Chateau de Tuileries and Gardens
Highlander Pub, Rue de Nevers
The Narrowest Street in Paris
Station du Nord
Eifel Tower from the North Bank
Henry III tried to established peace but was assassinated by a Dominican monk of Opus Dei, and Henry IV had to convert to catholicism before they would crown him. Many of the houses had been destroyed and the population declined in Paris by the Religious Wars, so he started building. A new wing joining the Louvre with the Tuileries Palace, the Pont Neuf, and a pumping station for drinking water. Henry’s widow built the Luxembourg Palace and the Medici Fountain, from Florentine designs.
In the 17th century Louis XIII built the Louvre courtyard, whilst Cardinal Richelieu introduced Roman Jesuit religious architecture, and himself built the Palais Royal and the Sorbonne chapel dome. Louis also built five new bridges over the Seine. Louis XIV was so unpopular that he left Paris in 1671, and made his residence at Versailles, although he built many buildings including Les Invalides, a military hospital like Chelsea. He removed the city walls, and built two small triumphal arches in Roman style.
When the five year old Louis XV came to the throne in 1715 he was housed in the Tuileries whilst Philippe d’Orleans, his guardian, resided at the Palais Royal, the former house of Cardinal Richelieu, and it was not until 1722 that Louis XV returned to Versailles. During Louis’ reign the city expanded westward and the Champs Elysees was built, and many improvements made to Paris. Hygiene, road safety, street lighting and street names, improved water supply and sewage disposal, and an organised fire brigade were all instigated by Louis XV.
Debts caused by the Seven Year War, and France’s involvement in the American Revolution had left the royal coffers empty, and Louis XVI’s attempt at relieving this by encircling Paris with a wall to enable a taxation on everything entering the city proved to be a recipe for disaster.
In 1789, following an armed attack on a peaceful demonstration, a mob raided the arsenal of the Invalides and once armed stormed the Bastille.
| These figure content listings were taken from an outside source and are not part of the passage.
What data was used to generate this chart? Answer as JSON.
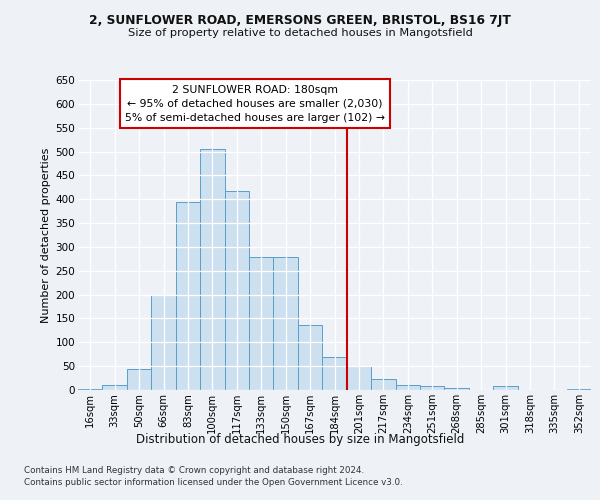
{
  "title1": "2, SUNFLOWER ROAD, EMERSONS GREEN, BRISTOL, BS16 7JT",
  "title2": "Size of property relative to detached houses in Mangotsfield",
  "xlabel": "Distribution of detached houses by size in Mangotsfield",
  "ylabel": "Number of detached properties",
  "footnote1": "Contains HM Land Registry data © Crown copyright and database right 2024.",
  "footnote2": "Contains public sector information licensed under the Open Government Licence v3.0.",
  "annotation_line1": "2 SUNFLOWER ROAD: 180sqm",
  "annotation_line2": "← 95% of detached houses are smaller (2,030)",
  "annotation_line3": "5% of semi-detached houses are larger (102) →",
  "bin_labels": [
    "16sqm",
    "33sqm",
    "50sqm",
    "66sqm",
    "83sqm",
    "100sqm",
    "117sqm",
    "133sqm",
    "150sqm",
    "167sqm",
    "184sqm",
    "201sqm",
    "217sqm",
    "234sqm",
    "251sqm",
    "268sqm",
    "285sqm",
    "301sqm",
    "318sqm",
    "335sqm",
    "352sqm"
  ],
  "bar_values": [
    3,
    10,
    45,
    200,
    395,
    505,
    418,
    278,
    278,
    137,
    70,
    50,
    23,
    10,
    8,
    5,
    0,
    8,
    0,
    0,
    3
  ],
  "bar_color": "#cde0f0",
  "bar_edge_color": "#5a9ec8",
  "vline_x_index": 10,
  "vline_color": "#cc0000",
  "ylim": [
    0,
    650
  ],
  "yticks": [
    0,
    50,
    100,
    150,
    200,
    250,
    300,
    350,
    400,
    450,
    500,
    550,
    600,
    650
  ],
  "bg_color": "#eef2f7",
  "grid_color": "#d0d8e4"
}
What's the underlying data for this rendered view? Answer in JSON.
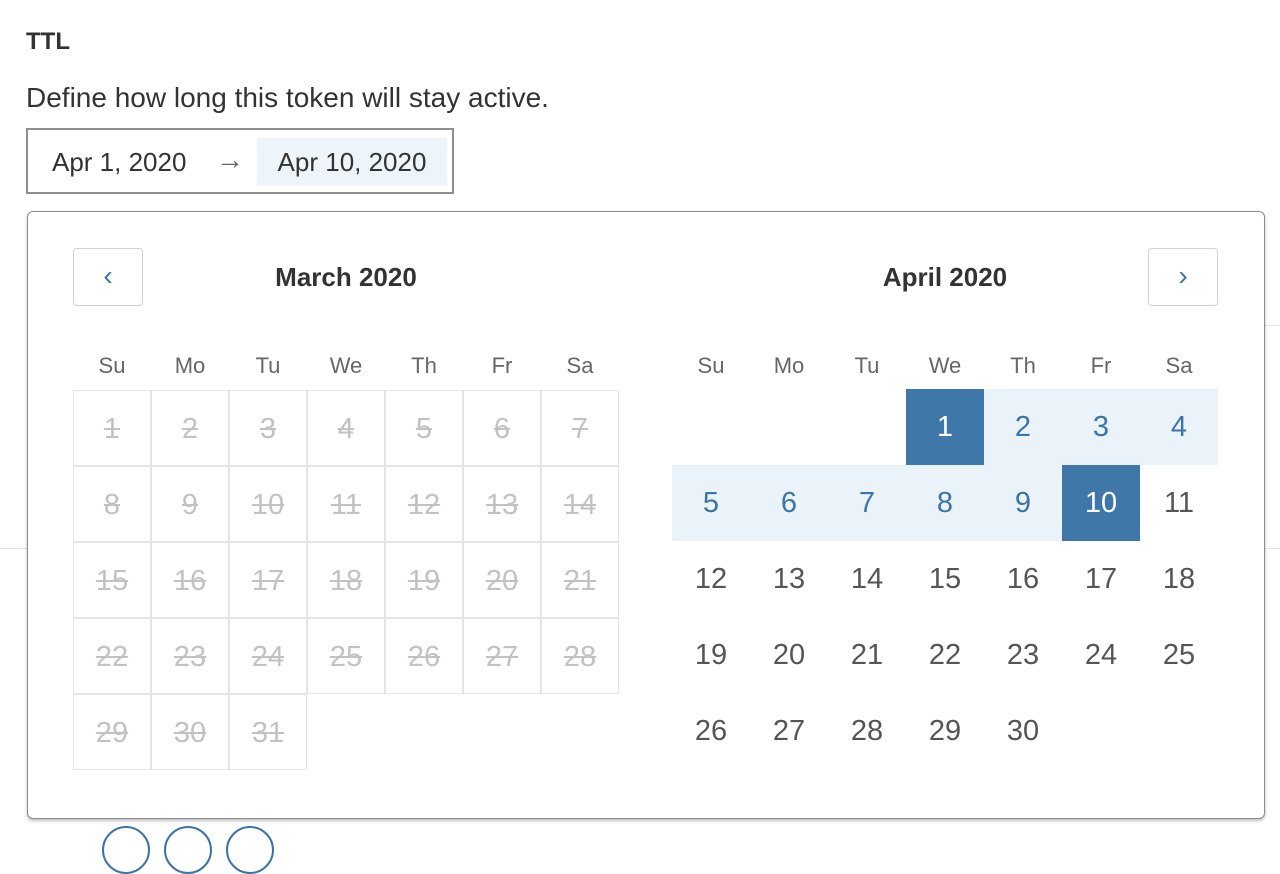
{
  "section": {
    "title": "TTL",
    "description": "Define how long this token will stay active."
  },
  "range": {
    "start": "Apr 1, 2020",
    "arrow": "→",
    "end": "Apr 10, 2020"
  },
  "calendar": {
    "prev_icon": "‹",
    "next_icon": "›",
    "weekdays": [
      "Su",
      "Mo",
      "Tu",
      "We",
      "Th",
      "Fr",
      "Sa"
    ],
    "months": [
      {
        "name": "March 2020",
        "first_weekday": 0,
        "days": 31,
        "disabled": true
      },
      {
        "name": "April 2020",
        "first_weekday": 3,
        "days": 30,
        "disabled": false
      }
    ],
    "selected_start": 1,
    "selected_end": 10
  },
  "colors": {
    "accent": "#3f77a8",
    "range_bg": "#eaf3fa",
    "disabled": "#c2c2c2"
  }
}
Within months the revolutionaries had marched to Versailles, arrested the royal family and formed a new government. In 1792 the King of Prussia, in support of Louis, declared war on France. Many thousands were guillotined, tens of thousands imprisoned, and much property belonging to the church and nobility was seized or destroyed.
When, in 1799, General Bonaparte was asked to quell the unrest in the streets he obliged, quickly following it up with deposing the government, declaring a republic, and making himself First Consul and moving into the Tuileries Palace. He crowned himself Emperor in 1804.
He marked his many victories across Europe with the erection of the Arc de Triumphe and the Arc de Carousel, copied from the Arch of Constantine in Rome. He was responsible for many infrastructure improvements in Paris, including the building of canals and installing fountains to provide fresh water.
Following Napoleon’s defeat at Waterloo and the restoration of Louis XVIII and his son Charles X, the governance of the country became unpopular with everyone, and demonstrations led to a constitutional monarchy being established under Louis Philippe. However the people of France were still not satisfied, and in 1848 the nephew of Napoleon, Louis Napoleon, became the first President of France, and later Emperor Napoleon III, and political chaos continues.